Progetti di ricerca e sviluppo per imprese verdi: istruzioni per l’uso

Con la circolare 8 marzo 2016, n. 21255, il ministero dello Sviluppo economico ha fornito chiarimenti operativi per l’accesso ai fondi previsti dal bando “ricerca e sviluppo”

 Con la circolare 8 marzo 2016, n. 21255, il ministero dello Sviluppo economico ha fornito chiarimenti operativi per l’accesso ai fondi previsti dal bando “ricerca e sviluppo”

Con due distinti decreti datati 15 ottobre 2014, il ministero dello Sviluppo economico ha dato il via ad altrettanti bandi finalizzati alla valorizzazione di grandi progetti di ricerca e sviluppo: il primo è focalizzato sulle tecnologie dell’informazione e della comunicazione elettroniche, mentre il secondo riguarda la promozione di modelli di crescita imprenditoriale sostenibile, “verde” e più competitiva, basati sulla realizzazione (o il miglioramento) di nuovi prodotti, processi o servizi. 

In particolare, si tratta di progetti che ricorrono a sistemi di produzione ad alte prestazioni, efficienti ed ecocompatibili, trasporti su superficie e su via d’acqua, tecnologie energetiche, costruzioni eco-sostenibili, tecnologie per il rimedio e la protezione ambientale e per la gestione dell’ambiente naturale e del costruito.

Recentemente, lo stesso dicastero, nella circolare 8 marzo 2016, n. 21255, ha specificato le indicazioni operative su come presentare le domande di erogazione e i relativi moduli da utilizzare, le spese ammissibili, a quanto ammonta il contributo a carico delle singole imprese beneficiarie e come ottenere il rimborso del finanziamento agevolato.

Entrando nel dettaglio, i soggetti beneficiari sono le imprese artigiane e agro-industriali, i centri di ricerca e le start-up innovative.

Le spese ammissibili, che variano all’interno di un range compreso tra 5.000.000,00 e 40.000.000,00 €, riguardano: i costi relativi al personale, comprese le risorse con contratto a progetto o di somministrazione di lavoro o titolari di assegni di ricerca, ma con l’esclusione le risorse amministrative, contabili e commerciali; gli strumenti e le attrezzature di nuova fabbricazione, nella misura e per il periodo in cui sono utilizzati per il progetto di ricerca e sviluppo; i servizi di consulenza e altri servizi finalizzati all’attività del progetto di ricerca e sviluppo; le spese generali legate direttamente dal progetto di ricerca e sviluppo; i materiali utilizzati per lo svolgimento del progetto.

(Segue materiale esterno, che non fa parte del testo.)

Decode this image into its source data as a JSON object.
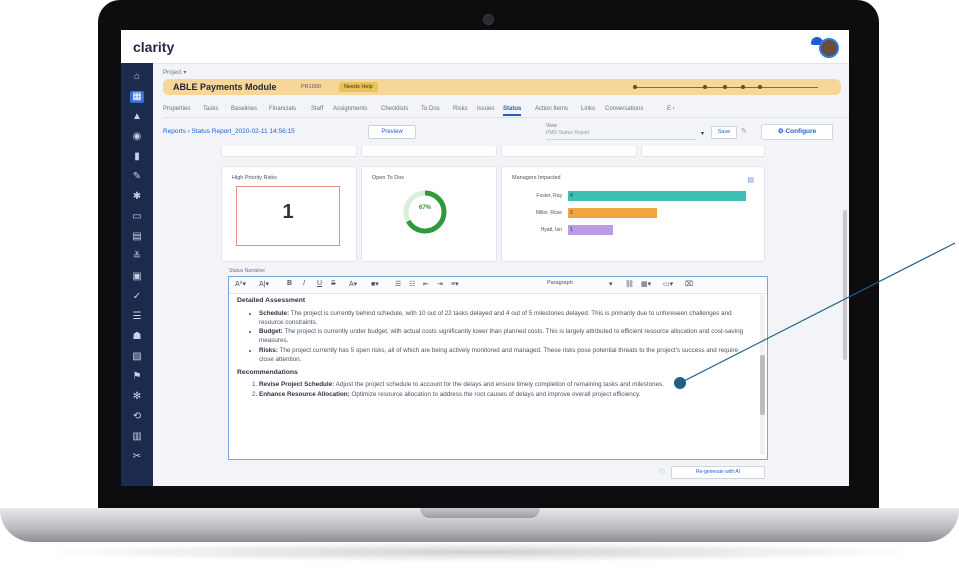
{
  "app": {
    "logo": "clarity"
  },
  "breadcrumb": "Project ▾",
  "project": {
    "title": "ABLE Payments Module",
    "id": "PR1000",
    "status": "Needs Help"
  },
  "tabs": [
    "Properties",
    "Tasks",
    "Baselines",
    "Financials",
    "Staff",
    "Assignments",
    "Checklists",
    "To Dos",
    "Risks",
    "Issues",
    "Status",
    "Action Items",
    "Links",
    "Conversations"
  ],
  "active_tab": "Status",
  "tabs_more": "E ›",
  "report": {
    "crumb": "Reports › Status Report_2020-02-11 14:56:15",
    "preview_label": "Preview",
    "view_label": "View",
    "view_value": "PMO Status Report",
    "save_label": "Save",
    "configure_label": "Configure"
  },
  "cards": {
    "risks": {
      "title": "High Priority Risks",
      "value": "1"
    },
    "todos": {
      "title": "Open To Dos",
      "value": "67%"
    },
    "managers": {
      "title": "Managers Impacted"
    }
  },
  "chart_data": {
    "type": "bar",
    "title": "Managers Impacted",
    "categories": [
      "Foster, Ray",
      "Miller, Rose",
      "Hyatt, Ian"
    ],
    "values": [
      4,
      2,
      1
    ],
    "colors": [
      "#3dbfb2",
      "#f0a640",
      "#b99be6"
    ]
  },
  "editor": {
    "label": "Status Narrative",
    "paragraph_select": "Paragraph",
    "heading1": "Detailed Assessment",
    "bullets": [
      {
        "title": "Schedule:",
        "text": "The project is currently behind schedule, with 10 out of 22 tasks delayed and 4 out of 5 milestones delayed. This is primarily due to unforeseen challenges and resource constraints."
      },
      {
        "title": "Budget:",
        "text": "The project is currently under budget, with actual costs significantly lower than planned costs. This is largely attributed to efficient resource allocation and cost-saving measures."
      },
      {
        "title": "Risks:",
        "text": "The project currently has 5 open risks, all of which are being actively monitored and managed. These risks pose potential threats to the project's success and require close attention."
      }
    ],
    "heading2": "Recommendations",
    "recommendations": [
      {
        "title": "Revise Project Schedule:",
        "text": "Adjust the project schedule to account for the delays and ensure timely completion of remaining tasks and milestones."
      },
      {
        "title": "Enhance Resource Allocation:",
        "text": "Optimize resource allocation to address the root causes of delays and improve overall project efficiency."
      }
    ]
  },
  "regenerate_label": "Re-generate with AI",
  "colors": {
    "accent": "#1f5fcf",
    "sidebar": "#1c2b4d",
    "project_bar": "#f7d699",
    "callout": "#1f5f8a"
  }
}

Su questo punto la circolare precisa che possono essere ammesse a rimborso spese sostenute anche per strumenti e attrezzature che, per caratteristiche di utilizzo, possano logorarsi o rompersi prima della fine del progetto, a patto che vi sia l’attestazione del responsabile tecnico del progetto stesso.

Le richieste di erogazione possono essere redatte e presentate unicamente in via telematica all’indirizzo https://fondocrescitasostenibile.mcc.it (è necessario registrarsi). Inoltre, qualora il soggetto richiedente necessiti di un’anticipazione, la fideiussione bancaria e/o la polizza assicurativa (il cui valore non dovrà superare il 30% del finanziamento agevolato concesso) andrà trasmessa anche in originale.

Sempre la circolare ricorda come i pagamenti dei titoli di spesa e del personale possano essere effettuati solo tramite bonifici bancari, ricevute bancarie o attraverso Sepa Credit Transfer. In ogni caso, non sono ammesse le spese relative a beni di importo inferiore a 500,00 euro.

In conclusione, la recente circolare 8 marzo 2016, n. 21255, è intervenuta opportunamente a chiarire l’ambito applicativo e procedurale del bando ministeriale, strumento fortemente incentivante anche nell’adozione di tecnologie a favore dell’ambiente, ma che prevede comunque una serie di controlli da parte del “Soggetto gestore” (ovvero il soggetto a cui sono affidati gli adempimenti tecnici ed amministrativi riguardanti l’istruttoria delle proposte progettuali, l’erogazione delle agevolazioni, l’esecuzione di monitoraggi, ispezioni e controlli), che, in caso di disconformità, può procedere alla revoca dei finanziamenti.